The Russian intelligence service employs thousands of full-time workers who author fake news articles, social media posts, and comments on mainstream websites. These agents in turn control millions of botnet social media accounts that tweet about politics in order to shape national discourse. A study by the Computational Propaganda Research Project at the Oxford Internet Institute found that half of all Twitter accounts regularly commenting about politics in Russia were bots. And these operations don’t stop at the Russian border: In the US, Russian social media bots have already demonstrated an ability to drive mainstream media coverage of fake news and even influence American stock prices.
What happens when those agents and botnets are also armed with the ability to automatically generate and share not merely fake tweets of fake news but also fake HD video and audio? The technology industry and governments should not stand idly by to find out. The threats from the rise of this technology are multifaceted. So, too, must be the solutions.
Some will be technological in nature. Just as there are (admittedly imperfect) technological solutions that attempt to prevent image software like Photoshop from being used to counterfeit money, there may be technological solutions that can mitigate the worst impacts of AI-enabled forgery.
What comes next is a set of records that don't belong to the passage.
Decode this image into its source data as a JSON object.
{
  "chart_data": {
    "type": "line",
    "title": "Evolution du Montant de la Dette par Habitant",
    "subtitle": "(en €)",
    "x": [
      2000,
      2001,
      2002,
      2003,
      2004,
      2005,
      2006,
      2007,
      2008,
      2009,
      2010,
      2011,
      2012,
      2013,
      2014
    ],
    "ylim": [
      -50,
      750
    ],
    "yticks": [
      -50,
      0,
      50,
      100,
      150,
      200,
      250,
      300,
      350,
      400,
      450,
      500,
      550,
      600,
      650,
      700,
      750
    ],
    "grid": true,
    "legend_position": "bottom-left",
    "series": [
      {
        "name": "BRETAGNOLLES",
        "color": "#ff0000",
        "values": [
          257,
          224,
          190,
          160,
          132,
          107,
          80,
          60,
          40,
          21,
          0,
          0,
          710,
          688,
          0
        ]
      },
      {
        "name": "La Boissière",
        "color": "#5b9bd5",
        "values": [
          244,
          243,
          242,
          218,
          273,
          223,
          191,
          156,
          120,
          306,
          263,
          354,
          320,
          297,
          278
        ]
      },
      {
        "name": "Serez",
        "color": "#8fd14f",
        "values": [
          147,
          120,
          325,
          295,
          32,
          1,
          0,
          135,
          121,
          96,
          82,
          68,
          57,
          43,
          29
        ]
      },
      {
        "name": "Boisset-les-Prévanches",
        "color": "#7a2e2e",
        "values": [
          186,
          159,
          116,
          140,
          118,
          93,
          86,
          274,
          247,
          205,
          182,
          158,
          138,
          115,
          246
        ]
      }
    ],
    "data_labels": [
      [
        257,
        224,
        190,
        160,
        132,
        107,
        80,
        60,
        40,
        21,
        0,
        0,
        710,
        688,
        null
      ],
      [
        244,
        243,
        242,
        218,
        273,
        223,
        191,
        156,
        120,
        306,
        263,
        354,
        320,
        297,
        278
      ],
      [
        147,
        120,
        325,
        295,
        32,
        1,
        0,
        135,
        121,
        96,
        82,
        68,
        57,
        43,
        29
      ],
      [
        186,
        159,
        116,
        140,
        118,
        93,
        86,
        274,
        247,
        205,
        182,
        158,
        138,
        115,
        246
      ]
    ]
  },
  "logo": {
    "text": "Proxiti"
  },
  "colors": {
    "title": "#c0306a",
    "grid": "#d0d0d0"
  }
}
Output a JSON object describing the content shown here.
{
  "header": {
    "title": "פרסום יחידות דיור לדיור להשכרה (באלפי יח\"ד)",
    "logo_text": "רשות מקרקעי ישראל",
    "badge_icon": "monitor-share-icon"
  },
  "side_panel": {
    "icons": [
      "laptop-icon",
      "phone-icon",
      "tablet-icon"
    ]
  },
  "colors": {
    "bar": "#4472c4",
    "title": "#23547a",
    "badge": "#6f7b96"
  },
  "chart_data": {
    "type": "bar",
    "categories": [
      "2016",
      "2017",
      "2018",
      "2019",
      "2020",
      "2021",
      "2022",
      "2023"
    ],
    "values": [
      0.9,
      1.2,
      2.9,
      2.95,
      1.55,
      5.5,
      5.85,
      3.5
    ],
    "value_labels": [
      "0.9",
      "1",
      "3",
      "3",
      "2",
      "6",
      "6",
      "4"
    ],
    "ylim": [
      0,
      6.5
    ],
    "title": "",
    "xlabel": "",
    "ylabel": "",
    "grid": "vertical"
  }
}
Blockchain, the same technology used to secure cryptocurrencies such as Bitcoin, offers one possibility: It provides cryptographically secured evidence for the ordering of bitcoin transactions so that no one can spend the same cryptocurrency twice. It may be possible to design cameras and microphones that use blockchain technology to create an unimpeachable record of the date of creation of video recordings. While this would not prevent later editing or forged counterevidence, it would at least allow cryptographically secured evidence to show that a given file existed at a certain date, which could allow experts to infer that later versions may have been edited.
Other solutions will be regulatory and procedural. Police officers and prosecutors may have to develop standards of evidence for proving the chain of custody of a particular camera or microphone. An anonymously emailed video file may ultimately become as irrelevant as anonymously emailed witness testimony is today. And all manner of institutions may come to have a new appreciation for conversations held face to face around a table when phone calls and video chats may not only be digitally intercepted but also digitally impersonated.
Since the late 1800s, with the invention of the photograph and phonograph, society has had access to technology that can, with some important caveats, provide an answer in disputes about the truth. President Richard Nixon said he had no knowledge of the Watergate burglary coverup. The tapes proved that he lied. Unless government and business leaders seriously face this challenge, we will have to live in a society where there is no ultimate arbiter of truth. Perhaps in 10 years James Comey’s prayer will be answered and tapes will emerge of his conversations with Donald Trump. At that point, however, citizens and historians alike will have to wonder whether the tapes are real or yet another case of AI-enabled forgery.